More than three million kids in the U.S. take drugs for their supposed difficulty focusing. In 30 years there has been a twentyfold increase in the consumption of these. And while medications like Ritalin may help increase concentration in the short term, not enough is known about the long-term health consequences–although some say drugs like this can stunt a child’s growth, other speculate that they can cause heart problems and even sudden death.

But is it really possible that three million kids in our country really suffer from ADD or ADHD, or has this just become a catch-all diagnosis by lazy doctors, parents and teachers?

We know that an unhealthy diet, sugar, processed foods, stress and a lack of sleep and exercise can all contribute to someone’s mental state. So, it’s entirely possible that our society has become so unhealthy that we are the ones creating these problems in our kids. And it’s not always synthetic drugs that are the answer.

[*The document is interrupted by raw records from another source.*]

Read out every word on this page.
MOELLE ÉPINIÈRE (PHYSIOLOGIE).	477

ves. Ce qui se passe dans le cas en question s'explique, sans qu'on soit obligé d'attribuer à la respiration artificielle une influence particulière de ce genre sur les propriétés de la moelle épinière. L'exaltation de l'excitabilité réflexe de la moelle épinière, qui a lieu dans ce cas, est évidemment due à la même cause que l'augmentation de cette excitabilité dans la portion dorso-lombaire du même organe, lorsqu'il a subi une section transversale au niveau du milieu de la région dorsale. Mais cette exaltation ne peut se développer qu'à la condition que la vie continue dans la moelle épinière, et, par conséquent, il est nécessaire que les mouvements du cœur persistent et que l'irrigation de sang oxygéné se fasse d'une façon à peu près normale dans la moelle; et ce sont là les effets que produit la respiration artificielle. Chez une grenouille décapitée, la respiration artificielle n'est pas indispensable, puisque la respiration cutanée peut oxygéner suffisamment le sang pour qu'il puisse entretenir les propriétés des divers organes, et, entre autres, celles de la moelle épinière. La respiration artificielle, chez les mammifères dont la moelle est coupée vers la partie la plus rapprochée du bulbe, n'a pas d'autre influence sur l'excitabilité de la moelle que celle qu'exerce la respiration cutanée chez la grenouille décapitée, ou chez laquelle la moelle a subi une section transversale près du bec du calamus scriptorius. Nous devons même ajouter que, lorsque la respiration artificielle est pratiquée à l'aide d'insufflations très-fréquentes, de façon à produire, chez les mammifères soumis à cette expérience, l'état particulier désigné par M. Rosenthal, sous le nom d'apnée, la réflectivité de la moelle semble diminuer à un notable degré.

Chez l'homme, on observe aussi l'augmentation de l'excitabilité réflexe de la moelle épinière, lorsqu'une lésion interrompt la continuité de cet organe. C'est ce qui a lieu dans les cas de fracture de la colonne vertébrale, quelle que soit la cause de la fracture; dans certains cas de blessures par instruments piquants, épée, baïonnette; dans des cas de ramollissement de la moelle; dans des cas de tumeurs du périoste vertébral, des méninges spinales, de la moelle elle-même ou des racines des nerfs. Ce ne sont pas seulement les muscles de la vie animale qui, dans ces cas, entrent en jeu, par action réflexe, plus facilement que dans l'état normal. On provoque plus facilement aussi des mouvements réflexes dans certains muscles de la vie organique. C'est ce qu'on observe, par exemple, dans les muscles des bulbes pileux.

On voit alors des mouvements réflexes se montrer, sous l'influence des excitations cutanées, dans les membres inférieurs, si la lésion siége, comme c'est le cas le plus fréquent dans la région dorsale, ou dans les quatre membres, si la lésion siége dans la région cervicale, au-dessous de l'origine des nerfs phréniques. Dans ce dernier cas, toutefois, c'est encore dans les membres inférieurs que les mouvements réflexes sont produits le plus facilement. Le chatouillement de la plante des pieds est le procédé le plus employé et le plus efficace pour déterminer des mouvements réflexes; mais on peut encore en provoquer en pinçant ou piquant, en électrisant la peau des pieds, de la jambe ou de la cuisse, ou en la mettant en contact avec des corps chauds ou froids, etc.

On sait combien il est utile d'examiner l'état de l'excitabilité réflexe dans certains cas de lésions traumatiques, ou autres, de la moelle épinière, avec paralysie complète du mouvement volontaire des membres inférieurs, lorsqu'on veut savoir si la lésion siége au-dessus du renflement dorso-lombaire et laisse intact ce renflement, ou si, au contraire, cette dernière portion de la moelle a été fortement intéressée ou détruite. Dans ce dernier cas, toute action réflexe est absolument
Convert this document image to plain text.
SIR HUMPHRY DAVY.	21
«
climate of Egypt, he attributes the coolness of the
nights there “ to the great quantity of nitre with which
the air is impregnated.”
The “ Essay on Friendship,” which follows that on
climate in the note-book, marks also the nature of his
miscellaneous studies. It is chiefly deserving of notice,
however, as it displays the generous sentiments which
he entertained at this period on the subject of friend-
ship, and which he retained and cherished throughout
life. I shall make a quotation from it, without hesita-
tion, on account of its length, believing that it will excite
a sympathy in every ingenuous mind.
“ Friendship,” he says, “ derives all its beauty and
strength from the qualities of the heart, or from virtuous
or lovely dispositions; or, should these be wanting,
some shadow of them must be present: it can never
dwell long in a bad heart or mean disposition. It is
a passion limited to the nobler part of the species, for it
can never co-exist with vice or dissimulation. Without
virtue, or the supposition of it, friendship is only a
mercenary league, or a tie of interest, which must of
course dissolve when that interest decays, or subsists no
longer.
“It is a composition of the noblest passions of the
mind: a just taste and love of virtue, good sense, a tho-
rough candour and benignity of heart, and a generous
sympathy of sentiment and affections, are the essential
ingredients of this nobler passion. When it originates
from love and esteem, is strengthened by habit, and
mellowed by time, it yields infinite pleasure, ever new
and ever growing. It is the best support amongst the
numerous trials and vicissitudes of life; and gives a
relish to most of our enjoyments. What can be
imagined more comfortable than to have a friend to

The other issue that could be a major factor here is that kids are not engaged and stimulated in school enough. Taking millions of kids who all have different learning styles and trying to force them to comply and fit into one method of learning does not work. No one can possibly be expected to sit at a tiny, uncomfortable desk for eight hours a day in a classroom with florescent lights and the blinds drawn on the windows. Yet, when a child doesn’t conform, they are thought to have ADD.

Perhaps instead of jumping to conclusions and forcing our kids to swallow mind-altering drugs in order to fit our ideals of how they should behave, all of us–parents, teachers and doctors–should take more time to fully evaluate the unique learning style and personality that each child has and then alter how we interact with them accordingly. That’s not to say that everyone is lazy (because they aren’t) and there aren’t some legitimate cases of ADD (because there certainly are), but research like this points to the fact that we need to take more time and better understand how to consistently diagnose this disorder.